- Conference: Big Six Conference
- Record: 6–10 (2–8 Big Six)
- Head coach: Louis Menze (5th season);
- Home arena: State Gymnasium

= 1932–33 Iowa State Cyclones men's basketball team =

American college basketball season

The 1932–33 Iowa State Cyclones men's basketball team represented Iowa State University during the 1932–33 NCAA men's basketball season. The Cyclones were coached by Louis Menze, who was in his fifth season with the Cyclones. They played their home games at the State Gymnasium in Ames, Iowa.

They finished the season 6–10, 2–8 in Big Six play to finish in last place.
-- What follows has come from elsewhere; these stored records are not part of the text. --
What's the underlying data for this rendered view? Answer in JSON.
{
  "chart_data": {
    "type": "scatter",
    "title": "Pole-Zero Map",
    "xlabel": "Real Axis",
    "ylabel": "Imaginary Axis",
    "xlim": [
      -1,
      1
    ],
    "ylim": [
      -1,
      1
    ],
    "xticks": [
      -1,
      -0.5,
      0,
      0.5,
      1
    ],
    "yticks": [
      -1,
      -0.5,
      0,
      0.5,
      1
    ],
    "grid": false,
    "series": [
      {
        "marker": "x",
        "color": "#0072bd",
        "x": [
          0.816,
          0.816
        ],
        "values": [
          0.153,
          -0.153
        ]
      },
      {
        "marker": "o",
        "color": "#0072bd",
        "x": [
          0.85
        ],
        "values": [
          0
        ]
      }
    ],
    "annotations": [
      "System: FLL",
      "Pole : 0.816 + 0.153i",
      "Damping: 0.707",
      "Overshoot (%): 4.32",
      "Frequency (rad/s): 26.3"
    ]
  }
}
== Schedule and results ==

| Date time, TV | Rank^{#} | Opponent^{#} | Result | Record | Site city, state |
Regular season
| December 9, 1932* |  | Coe | L 23–41 | 0–1 | State Gymnasium Ames, Iowa |
| December 16, 1932* 7:30 pm |  | Central | W 31–19 | 1–1 | State Gymnasium Ames, Iowa |
| December 21, 1932* |  | Drake Iowa Big Four | W 41–22 | 2–1 | State Gymnasium Ames, Iowa |
| December 30, 1932* 8:15 pm |  | at Drake Iowa Big Four | W 33–22 | 3–1 | Drake Fieldhouse Des Moines, Iowa |
| January 2, 1933* |  | Iowa State Teacher's (Northern Iowa) Iowa Big Four | W 29–23 | 4–1 | State Gymnasium Ames, Iowa |
| January 6, 1933 7:30 pm |  | Oklahoma | W 31–25 | 5–1 (1–0) | State Gymnasium Ames, Iowa |
| January 14, 1933 |  | at Missouri | L 22–29 | 5–2 (1–1) | Brewer Fieldhouse Columbia, Missouri |
| January 24, 1933 |  | Kansas | L 20–35 | 5–3 (1–2) | State Gymnasium Ames, Iowa |
| January 28, 1933 |  | at Kansas State | L 23–33 | 5–4 (1–3) | Nichols Hall Manhattan, Kansas |
| January 30, 1933 |  | at Nebraska | L 16–25 | 5–5 (1–4) | Nebraska Coliseum Lincoln, Nebraska |
| February 9, 1933 |  | Kansas State | L 27–28 | 5–6 (1–5) | State Gymnasium Ames, Iowa |
| February 10, 1933* |  | Drake Iowa Big Four | L 27–30 | 5–7 | State Gymnasium Ames, Iowa |
| February 18, 1933 |  | at Kansas | L 19–33 | 5–8 (1–6) | Hoch Auditorium Lawrence, Kansas |
| February 20, 1933 |  | at Oklahoma | L 26–44 | 5–9 (1–7) | OU Field House Norman, Oklahoma |
| February 24, 1933 |  | Missouri | W 32–31 | 6–9 (2–7) | State Gymnasium Ames, Iowa |
| February 28, 1933 |  | Nebraska | L 16–43 | 6–10 (2–8) | State Gymnasium Ames, Iowa |
*Non-conference game. ^{#}Rankings from AP poll. (#) Tournament seedings in parentheses. All times are in Central Time.